Quickly summarize the main findings of all of the potentially relevant evaluations to help ensure that what is most important catches the attention of a CDCS development team.

Locating evaluations does not ensure that the evidence they contain will be utilized. CDCS development team members, busy with other tasks, may not all find time to read them. Having one person summarize the most important findings of relevant evaluations can help a whole team.

For this purpose, a simple optional evidence template rather than a long report may be useful for responding to the CDCS requirement to “reference the evidence that supports the causal linkages” in the Development Hypothesis section of a CDCS. If evidence is provided in a table of this sort, include a URL link to the each report cited.

Evaluation Evidence Summary

Evaluation Evaluation of Trade Hubs Located in Accra, Ghana; Gaborone, Botswana; and Nairobi, Kenya. Global Business Solutions, 2006
Specific Evidence The Trade Hubs throughout Africa met or surpassed their targets, despite having different performance-based contracts and terms of reference. Trade Hubs, with varying degrees of success, have facilitated intra-regional trade through programs on transport corridors, customs modernization and harmonization, sanitary and phyto-sanitary (SPS) training, etc., and have integrated activities well with different stakeholders when appropriate. Their programs and activities advanced the policy objectives of the AGOA. However, communications strategies in the Hubs were not robust enough to facilitate implementation of multi-faceted, multi-agency programs such as the TRADE Initiative.
Evidence Strength Document reviews; site visits; key informant interviews; online client and partner surveys (responses: 81; response rate 23%); survey instruments and tabulations included.

What is Evidence Strength?

USAID'S interest in bringing high-quality evaluation evidence to bear on decisions about future programs is evident throughout its CDCS Guidance, as well as in the distinction USAID's Evaluation Policy makes between the high quality, or strength, of evidence that can be produced through rigorous Impact Evaluations and the relatively low quality of evidence sometimes found in older USAID evaluations.

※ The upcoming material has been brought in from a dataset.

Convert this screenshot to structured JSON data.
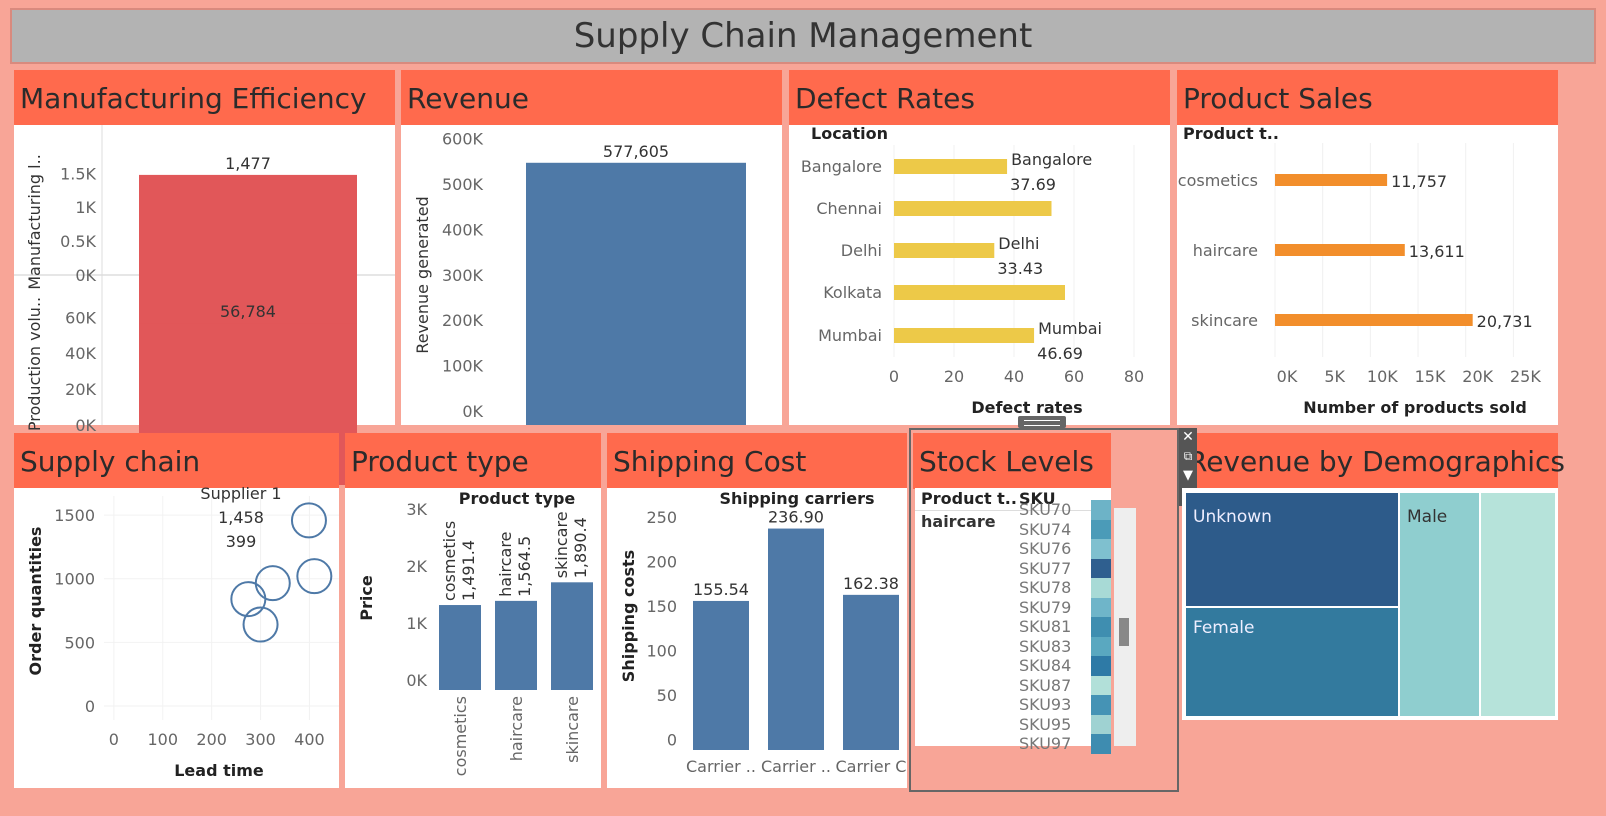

When evaluation evidence about a particular country, or a development hypothesis, is summarized, it is useful to include a brief note that suggests how strong a particular piece of evidence is, and thus, how seriously it should be taken. A review of an evaluation's methodology will usually reveal the degree to which it used formal social science research methods; the number and types of data sources; the data series used and other elements that affect the quality of the evidence it provides.